I had the same reaction. The post reads like singularity apologetics.

Comment by antigonus on Intro-level training materials for rationality / critical thinking · 2011-11-24T01:28:02.933Z · LW · GW

I think he's a sincere teenager who's very new to this sort of thing. They sound, behave and type like that.

Comment by antigonus on Criticisms of intelligence explosion · 2011-11-23T06:52:33.748Z · LW · GW

Another thing: We need to distinguish between getting better at designing intelligences vs. getting better at designing intelligences which are in turn better than one's own. The claim that "the smarter you are, the better you are at designing intelligences" can be interpreted as stating that the function f(x, y) outlined above is decreasing for any fixed y. But the claim that the smarter you are, the easier it is to create an intelligence even smarter is totally different and equivalent to the aforementioned thesis about the shape of f(x, x+1).

I see the two claims conflated shockingly often, e.g., in Bostrom's article, where he simply states:

Once artificial intelligence reaches human level, there will be a positive feedback loop that will give the development a further boost.
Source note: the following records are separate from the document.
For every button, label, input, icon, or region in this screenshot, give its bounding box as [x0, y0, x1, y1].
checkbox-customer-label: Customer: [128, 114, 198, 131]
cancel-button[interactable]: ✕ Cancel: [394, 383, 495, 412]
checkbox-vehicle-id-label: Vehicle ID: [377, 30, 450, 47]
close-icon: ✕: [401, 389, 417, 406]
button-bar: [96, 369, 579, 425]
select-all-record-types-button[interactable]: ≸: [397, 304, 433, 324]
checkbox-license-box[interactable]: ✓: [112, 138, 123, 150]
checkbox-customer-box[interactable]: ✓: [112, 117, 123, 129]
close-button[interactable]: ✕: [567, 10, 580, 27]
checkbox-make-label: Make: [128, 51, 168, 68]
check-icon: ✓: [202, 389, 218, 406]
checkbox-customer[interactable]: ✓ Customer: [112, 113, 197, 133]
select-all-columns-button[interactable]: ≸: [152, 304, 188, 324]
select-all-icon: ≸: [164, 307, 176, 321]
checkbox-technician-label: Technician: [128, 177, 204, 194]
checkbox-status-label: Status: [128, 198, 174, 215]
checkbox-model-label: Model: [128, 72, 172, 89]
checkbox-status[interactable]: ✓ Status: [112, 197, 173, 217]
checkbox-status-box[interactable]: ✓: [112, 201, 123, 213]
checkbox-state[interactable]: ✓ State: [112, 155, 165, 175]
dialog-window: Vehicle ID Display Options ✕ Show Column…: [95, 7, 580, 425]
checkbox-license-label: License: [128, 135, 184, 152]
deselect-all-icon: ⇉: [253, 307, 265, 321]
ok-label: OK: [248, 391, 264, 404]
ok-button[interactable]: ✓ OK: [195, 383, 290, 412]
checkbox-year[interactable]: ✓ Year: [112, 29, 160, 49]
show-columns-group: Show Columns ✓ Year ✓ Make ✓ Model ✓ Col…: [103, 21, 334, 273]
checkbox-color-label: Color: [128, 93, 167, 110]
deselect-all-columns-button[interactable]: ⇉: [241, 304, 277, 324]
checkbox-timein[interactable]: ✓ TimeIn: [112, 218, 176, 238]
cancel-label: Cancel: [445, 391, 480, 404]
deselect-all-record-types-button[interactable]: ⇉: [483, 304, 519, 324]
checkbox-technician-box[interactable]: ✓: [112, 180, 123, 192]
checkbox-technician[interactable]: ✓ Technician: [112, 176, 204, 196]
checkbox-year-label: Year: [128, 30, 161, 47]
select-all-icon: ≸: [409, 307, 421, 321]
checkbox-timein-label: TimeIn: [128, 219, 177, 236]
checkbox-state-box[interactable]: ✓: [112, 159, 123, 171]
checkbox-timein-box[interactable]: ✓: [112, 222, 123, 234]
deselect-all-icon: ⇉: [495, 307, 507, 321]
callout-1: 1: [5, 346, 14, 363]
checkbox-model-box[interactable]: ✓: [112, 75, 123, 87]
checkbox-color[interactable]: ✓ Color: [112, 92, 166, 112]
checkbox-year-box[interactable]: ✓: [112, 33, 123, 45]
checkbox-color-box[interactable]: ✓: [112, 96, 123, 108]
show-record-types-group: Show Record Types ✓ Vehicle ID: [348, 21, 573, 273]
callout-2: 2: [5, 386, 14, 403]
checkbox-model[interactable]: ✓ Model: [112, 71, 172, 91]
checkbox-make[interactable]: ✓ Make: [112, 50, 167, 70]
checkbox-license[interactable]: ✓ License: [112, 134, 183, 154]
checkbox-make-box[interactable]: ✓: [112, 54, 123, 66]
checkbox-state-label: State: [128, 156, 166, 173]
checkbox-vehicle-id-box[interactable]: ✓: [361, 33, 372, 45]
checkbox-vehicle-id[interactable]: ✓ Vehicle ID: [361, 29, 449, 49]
AIs would help constructing better AIs, which in turn would help building better AIs, and so forth.

and concludes that superintelligence inevitably follows with no intermediary reasoning on the software level. (Actually, he doesn't state that outright, but the sentence is at the beginning of the section entitled "Once there is human-level AI there will soon be superintelligence.") That an IQ 180 AI is (much) better at developing an IQ 190 AI than a human is doesn't imply that it can develop an IQ 190 AI faster than the human can develop the IQ 180 AI.

Comment by antigonus on Where do I most obviously still need to say "oops"? · 2011-11-23T06:26:37.365Z · LW · GW

For what it's worth, I've posted a fair number of things in my short time here that go against what I assume to be consensus, and I've mostly only been upvoted for them. (This includes posts that come close to making the cult comparison.)